So I have a really basic concept of auto-renewable subscriptions in the app which unlocks PRO functionality. I also have a non-consumable purchase which is a "one-time purchase subscription" which unlocks the PRO functionality once and forever.
What I can't wrap my head around is, when I call restorePurchases (using SwiftyStoreKit) it brings in all purchases that were ever made by a user. Those may include multiple purchases of the same subscription which were expired long ago.

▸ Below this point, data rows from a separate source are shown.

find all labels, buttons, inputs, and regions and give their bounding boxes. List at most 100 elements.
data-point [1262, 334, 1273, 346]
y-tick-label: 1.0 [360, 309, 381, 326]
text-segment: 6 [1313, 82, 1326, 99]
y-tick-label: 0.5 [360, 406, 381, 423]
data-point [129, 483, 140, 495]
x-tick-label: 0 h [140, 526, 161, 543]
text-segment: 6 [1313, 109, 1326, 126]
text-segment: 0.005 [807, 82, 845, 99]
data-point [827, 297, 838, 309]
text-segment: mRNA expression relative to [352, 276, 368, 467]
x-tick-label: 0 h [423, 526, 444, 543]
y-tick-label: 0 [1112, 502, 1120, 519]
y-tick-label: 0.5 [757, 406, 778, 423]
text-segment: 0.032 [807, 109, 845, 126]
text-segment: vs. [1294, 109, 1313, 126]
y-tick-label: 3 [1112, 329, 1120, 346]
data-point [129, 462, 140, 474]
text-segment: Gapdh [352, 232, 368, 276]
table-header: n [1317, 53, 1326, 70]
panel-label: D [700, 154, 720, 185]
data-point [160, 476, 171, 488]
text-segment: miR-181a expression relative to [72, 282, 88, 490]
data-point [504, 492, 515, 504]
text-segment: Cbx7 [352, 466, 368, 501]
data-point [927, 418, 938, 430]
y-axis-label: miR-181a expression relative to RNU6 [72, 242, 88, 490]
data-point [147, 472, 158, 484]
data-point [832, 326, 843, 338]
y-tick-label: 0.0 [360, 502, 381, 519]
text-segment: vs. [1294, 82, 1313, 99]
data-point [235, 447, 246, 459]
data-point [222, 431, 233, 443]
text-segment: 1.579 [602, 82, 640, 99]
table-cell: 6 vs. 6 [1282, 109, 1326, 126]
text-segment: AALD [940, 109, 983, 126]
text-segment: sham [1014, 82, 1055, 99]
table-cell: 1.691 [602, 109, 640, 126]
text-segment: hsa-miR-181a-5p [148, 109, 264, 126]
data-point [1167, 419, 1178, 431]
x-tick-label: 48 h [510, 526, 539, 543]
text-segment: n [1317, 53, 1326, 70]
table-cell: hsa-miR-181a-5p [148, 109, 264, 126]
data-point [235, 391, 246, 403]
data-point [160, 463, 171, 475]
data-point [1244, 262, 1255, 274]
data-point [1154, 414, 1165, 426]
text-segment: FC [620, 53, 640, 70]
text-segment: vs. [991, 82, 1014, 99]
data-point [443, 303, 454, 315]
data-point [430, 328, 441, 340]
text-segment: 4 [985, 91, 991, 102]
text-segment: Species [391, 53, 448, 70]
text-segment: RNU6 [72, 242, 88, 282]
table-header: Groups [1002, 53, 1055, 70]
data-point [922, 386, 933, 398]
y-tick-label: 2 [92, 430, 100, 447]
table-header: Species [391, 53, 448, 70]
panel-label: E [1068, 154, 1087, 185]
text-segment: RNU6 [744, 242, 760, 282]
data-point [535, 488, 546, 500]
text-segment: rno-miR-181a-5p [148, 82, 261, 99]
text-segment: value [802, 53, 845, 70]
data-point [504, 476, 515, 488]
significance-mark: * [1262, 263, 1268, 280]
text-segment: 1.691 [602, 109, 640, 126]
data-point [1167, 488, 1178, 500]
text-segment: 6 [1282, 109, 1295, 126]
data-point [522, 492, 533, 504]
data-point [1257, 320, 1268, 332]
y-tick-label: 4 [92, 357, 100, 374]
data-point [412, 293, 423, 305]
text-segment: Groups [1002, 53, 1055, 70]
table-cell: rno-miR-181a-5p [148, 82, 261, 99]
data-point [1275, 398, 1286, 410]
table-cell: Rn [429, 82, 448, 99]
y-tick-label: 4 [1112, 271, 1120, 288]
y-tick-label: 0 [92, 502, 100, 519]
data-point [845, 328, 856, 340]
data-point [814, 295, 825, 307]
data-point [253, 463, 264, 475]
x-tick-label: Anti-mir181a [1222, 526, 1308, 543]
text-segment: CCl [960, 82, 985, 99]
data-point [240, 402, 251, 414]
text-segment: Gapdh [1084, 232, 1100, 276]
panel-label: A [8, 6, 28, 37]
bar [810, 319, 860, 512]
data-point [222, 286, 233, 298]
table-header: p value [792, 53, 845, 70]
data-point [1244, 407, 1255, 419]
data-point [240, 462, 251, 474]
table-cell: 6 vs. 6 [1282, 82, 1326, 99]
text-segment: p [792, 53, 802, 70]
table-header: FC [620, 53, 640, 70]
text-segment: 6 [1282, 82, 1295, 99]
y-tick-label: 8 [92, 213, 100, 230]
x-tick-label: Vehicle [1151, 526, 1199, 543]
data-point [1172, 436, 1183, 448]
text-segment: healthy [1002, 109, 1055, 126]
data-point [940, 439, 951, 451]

What I do next is I call a verifyPurchase method on each of those restored purchases and that method checks expiration date of each subscription that was ever purchased and if it is expired - it takes away the PRO from the user by clearing keychain (as it thinks that the current subscription got expired):
case .expired(let expiryDate, let items):
log.info("Subscription has expired on \(expiryDate)")
log.debug(items)
self.activeSubscription = nil
self.clearStore()
seal.reject(SubscriptionServiceError.expired(on: expiryDate))
}
So what currently happens in my app is even if a user has an active subscription, if he or she tries to restorePurchases, there is a chance that verifyPurchase last purchase to verify would be an expired subscription, resulting in a canceled PRO version of the app for the user, even with an active subscription on board.
What would be the best practice to avoid this mistake and always verify the one and only right subscription?
From the SwiftyStoreKit docs:
It looks like you would pass in the product Id to determine if a specific subscription is still active.
You probably don't want to do this on every app launch so you should cache the result somewhere - all you need is probably the expiration date.